Risto Savin (Žalec, July 11, 1859 – Zagreb, December 15, 1948), born Fridrich Širca, was a Slovenian composer. He is one of the composers credited with creating a Slovenian national tradition of opera.

Risto Savin was a pseudonym adopted by Fridrich Širca, a general in the army. He studied composition with Robert Fuchs in Vienna and became notable as one of the composers of Slovenian-language opera.
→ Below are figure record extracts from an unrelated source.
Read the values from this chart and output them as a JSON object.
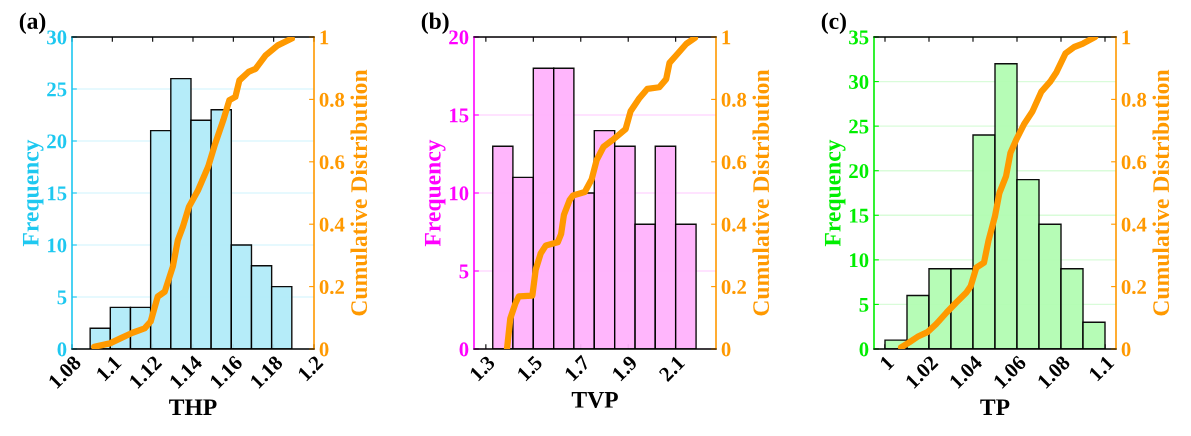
{
  "chart_data": [
    {
      "type": "histogram",
      "title": "(a)",
      "xlabel": "THP",
      "ylabel": "Frequency",
      "y2label": "Cumulative Distribution",
      "grid": "y",
      "xlim": [
        1.08,
        1.2
      ],
      "xticks": [
        1.08,
        1.1,
        1.12,
        1.14,
        1.16,
        1.18,
        1.2
      ],
      "ylim": [
        0,
        30
      ],
      "yticks": [
        0,
        5,
        10,
        15,
        20,
        25,
        30
      ],
      "y2lim": [
        0,
        1
      ],
      "y2ticks": [
        0,
        0.2,
        0.4,
        0.6,
        0.8,
        1
      ],
      "series": [
        {
          "color": "#b2ecf9",
          "bins": [
            1.089,
            1.099,
            1.109,
            1.119,
            1.129,
            1.139,
            1.149,
            1.159,
            1.169,
            1.179,
            1.189
          ],
          "values": [
            2,
            4,
            4,
            21,
            26,
            22,
            23,
            10,
            8,
            6
          ]
        },
        {
          "type": "line",
          "axis": "y2",
          "color": "#ff9900",
          "x": [
            1.091,
            1.0988,
            1.104,
            1.11,
            1.116,
            1.119,
            1.1225,
            1.126,
            1.13,
            1.1325,
            1.135,
            1.138,
            1.1425,
            1.1475,
            1.151,
            1.155,
            1.158,
            1.161,
            1.163,
            1.1675,
            1.171,
            1.176,
            1.182,
            1.189
          ],
          "values": [
            0.007,
            0.018,
            0.034,
            0.052,
            0.066,
            0.088,
            0.168,
            0.184,
            0.264,
            0.349,
            0.392,
            0.456,
            0.509,
            0.584,
            0.658,
            0.733,
            0.797,
            0.808,
            0.861,
            0.888,
            0.898,
            0.941,
            0.973,
            0.995
          ]
        }
      ]
    },
    {
      "type": "histogram",
      "title": "(b)",
      "xlabel": "TVP",
      "ylabel": "Frequency",
      "y2label": "Cumulative Distribution",
      "grid": "y",
      "xlim": [
        1.25,
        2.27
      ],
      "xticks": [
        1.3,
        1.5,
        1.7,
        1.9,
        2.1
      ],
      "ylim": [
        0,
        20
      ],
      "yticks": [
        0,
        5,
        10,
        15,
        20
      ],
      "y2lim": [
        0,
        1
      ],
      "y2ticks": [
        0,
        0.2,
        0.4,
        0.6,
        0.8,
        1
      ],
      "series": [
        {
          "color": "#ffb3fc",
          "bins": [
            1.329,
            1.414,
            1.5,
            1.586,
            1.671,
            1.757,
            1.843,
            1.929,
            2.014,
            2.1,
            2.186
          ],
          "values": [
            13,
            11,
            18,
            18,
            10,
            14,
            13,
            8,
            13,
            8
          ]
        },
        {
          "type": "line",
          "axis": "y2",
          "color": "#ff9900",
          "x": [
            1.389,
            1.403,
            1.424,
            1.439,
            1.496,
            1.51,
            1.531,
            1.553,
            1.603,
            1.617,
            1.629,
            1.653,
            1.667,
            1.717,
            1.746,
            1.767,
            1.796,
            1.831,
            1.889,
            1.91,
            1.946,
            1.981,
            2.031,
            2.06,
            2.074,
            2.11,
            2.146,
            2.181
          ],
          "values": [
            0,
            0.098,
            0.145,
            0.169,
            0.171,
            0.254,
            0.306,
            0.332,
            0.342,
            0.368,
            0.43,
            0.477,
            0.492,
            0.503,
            0.544,
            0.606,
            0.648,
            0.668,
            0.705,
            0.762,
            0.803,
            0.834,
            0.839,
            0.865,
            0.917,
            0.948,
            0.979,
            0.997
          ]
        }
      ]
    },
    {
      "type": "histogram",
      "title": "(c)",
      "xlabel": "TP",
      "ylabel": "Frequency",
      "y2label": "Cumulative Distribution",
      "grid": "y",
      "xlim": [
        0.995,
        1.105
      ],
      "xticks": [
        1,
        1.02,
        1.04,
        1.06,
        1.08,
        1.1
      ],
      "ylim": [
        0,
        35
      ],
      "yticks": [
        0,
        5,
        10,
        15,
        20,
        25,
        30,
        35
      ],
      "y2lim": [
        0,
        1
      ],
      "y2ticks": [
        0,
        0.2,
        0.4,
        0.6,
        0.8,
        1
      ],
      "series": [
        {
          "color": "#b3fcb3",
          "bins": [
            1.0,
            1.01,
            1.02,
            1.03,
            1.04,
            1.05,
            1.06,
            1.07,
            1.08,
            1.09,
            1.1
          ],
          "values": [
            1,
            6,
            9,
            9,
            24,
            32,
            19,
            14,
            9,
            3
          ]
        },
        {
          "type": "line",
          "axis": "y2",
          "color": "#ff9900",
          "x": [
            1.0073,
            1.011,
            1.015,
            1.0195,
            1.0233,
            1.028,
            1.0324,
            1.037,
            1.039,
            1.0415,
            1.045,
            1.047,
            1.05,
            1.052,
            1.055,
            1.057,
            1.0596,
            1.0634,
            1.067,
            1.071,
            1.075,
            1.078,
            1.082,
            1.086,
            1.09,
            1.0955
          ],
          "values": [
            0.005,
            0.021,
            0.04,
            0.055,
            0.08,
            0.117,
            0.149,
            0.181,
            0.202,
            0.261,
            0.277,
            0.346,
            0.426,
            0.5,
            0.553,
            0.628,
            0.67,
            0.723,
            0.761,
            0.824,
            0.856,
            0.888,
            0.947,
            0.968,
            0.979,
            1.0
          ]
        }
      ]
    }
  ]
}
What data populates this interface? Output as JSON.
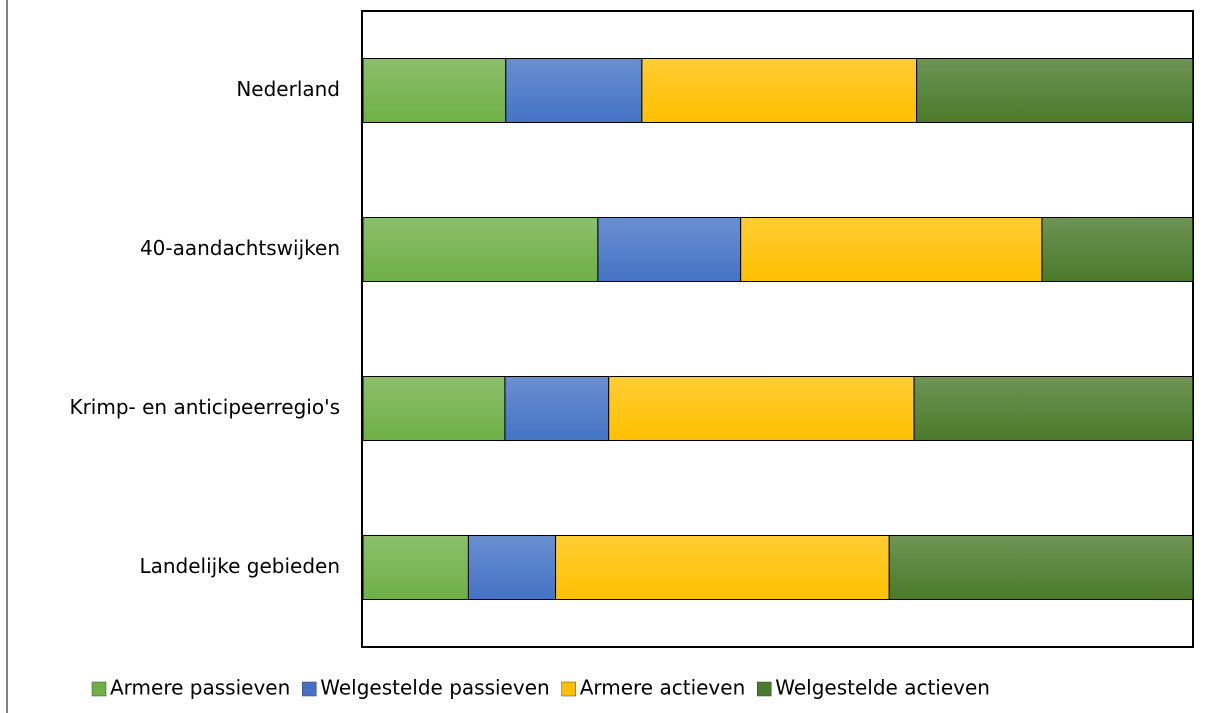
{
  "chart_data": {
    "type": "stacked-barh",
    "categories": [
      "Nederland",
      "40-aandachtswijken",
      "Krimp- en anticipeerregio's",
      "Landelijke gebieden"
    ],
    "series": [
      {
        "name": "Armere passieven",
        "color": "#6fb046",
        "values": [
          17.2,
          28.3,
          17.1,
          12.7
        ]
      },
      {
        "name": "Welgestelde passieven",
        "color": "#4473c5",
        "values": [
          16.4,
          17.2,
          12.5,
          10.5
        ]
      },
      {
        "name": "Armere actieven",
        "color": "#ffc000",
        "values": [
          33.1,
          36.3,
          36.8,
          40.2
        ]
      },
      {
        "name": "Welgestelde actieven",
        "color": "#4a7a2a",
        "values": [
          33.3,
          18.2,
          33.6,
          36.6
        ]
      }
    ],
    "xlim": [
      0,
      100
    ],
    "legend": "bottom"
  }
}
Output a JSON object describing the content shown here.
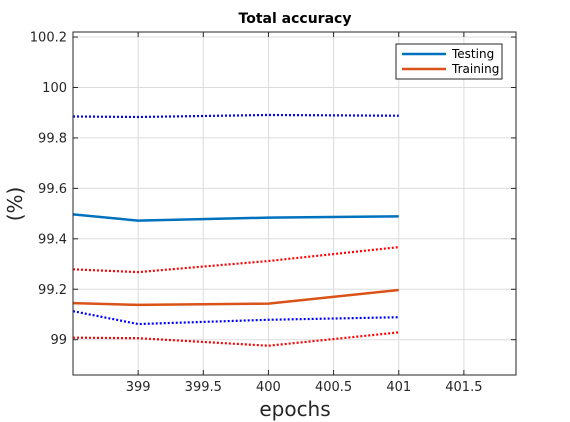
{
  "chart_data": {
    "type": "line",
    "title": "Total accuracy",
    "xlabel": "epochs",
    "ylabel": "(%)",
    "xlim": [
      398.5,
      401.9
    ],
    "ylim": [
      98.86,
      100.22
    ],
    "xticks": [
      399,
      399.5,
      400,
      400.5,
      401,
      401.5
    ],
    "xtick_labels": [
      "399",
      "399.5",
      "400",
      "400.5",
      "401",
      "401.5"
    ],
    "yticks": [
      99,
      99.2,
      99.4,
      99.6,
      99.8,
      100,
      100.2
    ],
    "ytick_labels": [
      "99",
      "99.2",
      "99.4",
      "99.6",
      "99.8",
      "100",
      "100.2"
    ],
    "grid": true,
    "legend_position": "top-right",
    "x": [
      398.5,
      399,
      400,
      401
    ],
    "series": [
      {
        "name": "Testing",
        "style": "solid",
        "color": "#0072bd",
        "values": [
          99.497,
          99.472,
          99.484,
          99.489
        ],
        "legend": true
      },
      {
        "name": "Training",
        "style": "solid",
        "color": "#d95319",
        "values": [
          99.145,
          99.138,
          99.143,
          99.197
        ],
        "legend": true
      },
      {
        "style": "dotted",
        "color": "#0000ff",
        "values": [
          99.885,
          99.883,
          99.891,
          99.888
        ],
        "legend": false
      },
      {
        "style": "dotted",
        "color": "#0000ff",
        "values": [
          99.113,
          99.062,
          99.079,
          99.089
        ],
        "legend": false
      },
      {
        "style": "dotted",
        "color": "#ff0000",
        "values": [
          99.279,
          99.268,
          99.312,
          99.367
        ],
        "legend": false
      },
      {
        "style": "dotted",
        "color": "#ff0000",
        "values": [
          99.008,
          99.006,
          98.976,
          99.029
        ],
        "legend": false
      }
    ]
  }
}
His opera Lepa Vida (Lovely Vida, 1907) is one of the Slovenian operas to show the influence of Wagner.
The house where Risto Savin was born in Žalec is now a museum.

==Works==
Operas
- Poslednja straža (Last Watch, 1898)
- Lepa Vida (Pretty Vida, 1907)
- Gosposvetski sen (1921)
- Matija Gubec (1923)

Ballets
- Plesna legendica (1918)
- Čajna punčka (The Tea Girl, 1922)

Songs
- "Pismo" (The Letter, Oton Župančič)
- "To je tako" (Oton Župančič)
- "Svetla noč" (Oton Župančič)
- "Marica" (Oton Župančič)
- "Ljubica, zdaj je dan" (Anton Aškerc)

==Selected recordings==
- Music for cello and piano Grieg, Savin, Martinu, Pucihar Nikolaj Sajko and pianist Miha Haas.